The corporate income tax would be abolished as well, and replaced with a 16% Business Flat Tax. That 16% rate would apply to gross receipts of the company from sales of goods and services, minus purchases from other businesses.

That includes immediate expensing, or deductions, for the costs of plant and equipment, and all other capital investment. That promotes investment in worker productivity, which is the foundation of rising wages, and in businesses providing good-paying, blue collar jobs, in areas such as heavy industry, mining, energy, farming, ranching, and manufacturing. But no more corporate welfare, special interest, credits, and deductions.

Each worker would also enjoy a Universal Savings Account, where any adult could save $25,000 a year with taxes deferred, like in an IRA, which could be used at any time for any purpose. Cruz also mentioned that he would propose the freedom of each worker to choose a personal savings and investment account to finance future Social Security benefits. The Chief Actuary of Social Security scored a similar plan proposed and introduced by Paul Ryan in 2004 and 2005 as generating savings and investment by working people all across America of nearly $8 trillion over the first 15 years, and $16 trillion over 25 years. That would do more to reduce inequality of wealth than everything dreamed up by Hillary Clinton and Elizabeth Warren put together.

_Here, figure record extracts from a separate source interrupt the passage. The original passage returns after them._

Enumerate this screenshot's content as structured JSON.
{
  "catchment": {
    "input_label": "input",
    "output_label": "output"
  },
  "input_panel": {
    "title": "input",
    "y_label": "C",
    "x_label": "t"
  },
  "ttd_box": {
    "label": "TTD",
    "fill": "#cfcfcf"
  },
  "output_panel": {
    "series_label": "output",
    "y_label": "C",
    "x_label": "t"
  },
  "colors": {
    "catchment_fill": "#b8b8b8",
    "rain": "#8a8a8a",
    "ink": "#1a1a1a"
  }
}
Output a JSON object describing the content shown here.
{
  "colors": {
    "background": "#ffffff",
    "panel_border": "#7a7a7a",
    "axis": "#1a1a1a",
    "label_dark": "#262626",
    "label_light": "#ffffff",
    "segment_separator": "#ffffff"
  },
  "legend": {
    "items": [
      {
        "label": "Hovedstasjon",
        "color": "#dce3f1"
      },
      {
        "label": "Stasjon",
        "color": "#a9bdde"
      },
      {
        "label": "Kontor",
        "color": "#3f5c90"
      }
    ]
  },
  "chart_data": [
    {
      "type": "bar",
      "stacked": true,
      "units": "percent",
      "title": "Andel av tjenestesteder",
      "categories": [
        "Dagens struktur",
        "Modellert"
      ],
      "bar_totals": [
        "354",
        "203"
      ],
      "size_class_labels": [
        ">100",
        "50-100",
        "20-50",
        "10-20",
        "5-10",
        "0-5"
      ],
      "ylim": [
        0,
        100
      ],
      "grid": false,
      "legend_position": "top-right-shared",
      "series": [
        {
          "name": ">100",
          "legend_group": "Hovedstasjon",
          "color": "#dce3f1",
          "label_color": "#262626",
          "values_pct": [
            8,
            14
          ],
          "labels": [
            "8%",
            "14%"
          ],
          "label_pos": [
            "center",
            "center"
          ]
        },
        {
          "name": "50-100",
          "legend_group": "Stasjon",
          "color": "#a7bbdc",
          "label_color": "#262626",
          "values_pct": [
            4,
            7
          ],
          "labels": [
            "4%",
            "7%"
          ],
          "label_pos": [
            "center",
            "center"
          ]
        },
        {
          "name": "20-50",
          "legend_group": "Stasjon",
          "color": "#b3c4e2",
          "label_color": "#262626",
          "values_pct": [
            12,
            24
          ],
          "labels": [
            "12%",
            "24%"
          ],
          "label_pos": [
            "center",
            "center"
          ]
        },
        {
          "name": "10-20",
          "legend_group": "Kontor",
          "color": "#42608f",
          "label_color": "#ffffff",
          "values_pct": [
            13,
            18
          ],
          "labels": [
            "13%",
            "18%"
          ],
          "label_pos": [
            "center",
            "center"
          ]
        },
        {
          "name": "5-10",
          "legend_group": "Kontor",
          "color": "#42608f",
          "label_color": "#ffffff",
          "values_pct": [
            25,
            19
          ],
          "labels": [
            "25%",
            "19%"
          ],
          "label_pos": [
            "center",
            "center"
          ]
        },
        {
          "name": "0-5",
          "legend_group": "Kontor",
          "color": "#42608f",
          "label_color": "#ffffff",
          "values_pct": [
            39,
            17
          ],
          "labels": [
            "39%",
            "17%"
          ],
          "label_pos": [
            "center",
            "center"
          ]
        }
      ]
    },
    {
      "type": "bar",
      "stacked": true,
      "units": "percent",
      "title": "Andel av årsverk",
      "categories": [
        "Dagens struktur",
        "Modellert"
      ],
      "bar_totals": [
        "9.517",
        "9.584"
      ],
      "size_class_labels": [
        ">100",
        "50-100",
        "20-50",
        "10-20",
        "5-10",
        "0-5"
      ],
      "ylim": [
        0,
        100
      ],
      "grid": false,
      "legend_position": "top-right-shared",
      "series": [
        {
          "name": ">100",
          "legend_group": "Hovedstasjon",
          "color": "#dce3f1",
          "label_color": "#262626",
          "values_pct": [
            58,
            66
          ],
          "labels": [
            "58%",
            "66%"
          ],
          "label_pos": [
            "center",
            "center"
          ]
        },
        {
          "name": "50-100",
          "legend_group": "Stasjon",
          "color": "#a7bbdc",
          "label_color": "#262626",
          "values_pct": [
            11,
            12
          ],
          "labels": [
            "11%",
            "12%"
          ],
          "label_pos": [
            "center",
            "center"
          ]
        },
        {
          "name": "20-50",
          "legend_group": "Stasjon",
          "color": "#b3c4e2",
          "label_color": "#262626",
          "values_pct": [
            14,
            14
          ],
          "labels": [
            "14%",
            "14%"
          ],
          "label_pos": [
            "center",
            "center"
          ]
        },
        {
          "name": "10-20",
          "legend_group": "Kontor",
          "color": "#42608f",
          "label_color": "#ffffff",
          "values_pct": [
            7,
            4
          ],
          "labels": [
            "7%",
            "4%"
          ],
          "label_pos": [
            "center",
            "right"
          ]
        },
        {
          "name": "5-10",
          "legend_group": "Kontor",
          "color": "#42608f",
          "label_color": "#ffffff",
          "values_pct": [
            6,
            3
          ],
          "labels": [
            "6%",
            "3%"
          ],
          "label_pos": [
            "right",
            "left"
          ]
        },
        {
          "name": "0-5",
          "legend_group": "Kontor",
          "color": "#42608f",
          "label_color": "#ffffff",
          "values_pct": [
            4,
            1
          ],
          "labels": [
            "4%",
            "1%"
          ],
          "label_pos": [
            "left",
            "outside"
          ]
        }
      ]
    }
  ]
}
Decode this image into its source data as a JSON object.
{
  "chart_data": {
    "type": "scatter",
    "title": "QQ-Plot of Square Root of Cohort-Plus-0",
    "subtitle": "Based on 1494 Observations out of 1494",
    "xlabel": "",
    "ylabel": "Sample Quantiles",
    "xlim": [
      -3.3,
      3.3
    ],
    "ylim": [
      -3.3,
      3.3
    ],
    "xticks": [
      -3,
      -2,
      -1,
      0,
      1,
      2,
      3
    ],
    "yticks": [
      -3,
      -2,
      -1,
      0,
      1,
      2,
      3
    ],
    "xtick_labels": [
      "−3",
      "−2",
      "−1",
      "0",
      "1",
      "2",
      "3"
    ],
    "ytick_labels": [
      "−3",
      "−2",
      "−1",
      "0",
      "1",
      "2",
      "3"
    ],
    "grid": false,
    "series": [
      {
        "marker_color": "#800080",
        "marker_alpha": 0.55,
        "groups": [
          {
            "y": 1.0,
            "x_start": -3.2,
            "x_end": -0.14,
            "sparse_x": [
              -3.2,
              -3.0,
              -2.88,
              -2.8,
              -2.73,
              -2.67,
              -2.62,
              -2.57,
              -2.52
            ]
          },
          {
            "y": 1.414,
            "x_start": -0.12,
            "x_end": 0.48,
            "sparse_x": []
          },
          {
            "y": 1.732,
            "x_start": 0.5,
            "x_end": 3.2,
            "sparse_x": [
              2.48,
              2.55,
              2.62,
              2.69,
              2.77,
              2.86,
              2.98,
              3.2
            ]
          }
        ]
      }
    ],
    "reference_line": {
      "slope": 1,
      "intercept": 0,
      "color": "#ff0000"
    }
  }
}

Cruz raised in the debate as well fundamental reform of the Federal Reserve, to restrict its wild monetary policy discretion by firm rules holding its course to maintaining a stable dollar. He suggested a commission to determine whether that should include a link to gold. Such guaranteed dollar stability would further draw investment from across the entire globe, as investors would know they would be paid back in dollars as good as the dollars they invested in the project. Indeed, as good as gold.

The nonpartisan Tax Foundation scored Cruz’s tax reform plan as increasing capital investment by 43.9%. That would create nearly 5 million new jobs, and increase wages by 12.2%. That would increase real economic growth over the next decade by nearly 14%. The Social Security savings and investment accounts and stable dollar Federal Reserve would increase all of that even more.

Cruz’s tax reform plan is a net overall tax cut of about $100 billion a year on average over the first 10 years. The plan is not designed to be revenue neutral because Cruz is running to make the federal government smaller, not raise the same revenue to finance the same spending. 

With Cruz’s plans as well for regulation liberation, this all adds up to an economic growth plan that can restore real long-term American economic growth of 4% as during the Reagan years, double the sorry growth of the Obama years. At real growth of 4%, the American economy and national income would double every 17 years. After 50 years, the economy would be 8 times bigger than today. Such long-term economic growth is how America became the richest and mightiest nation in world history.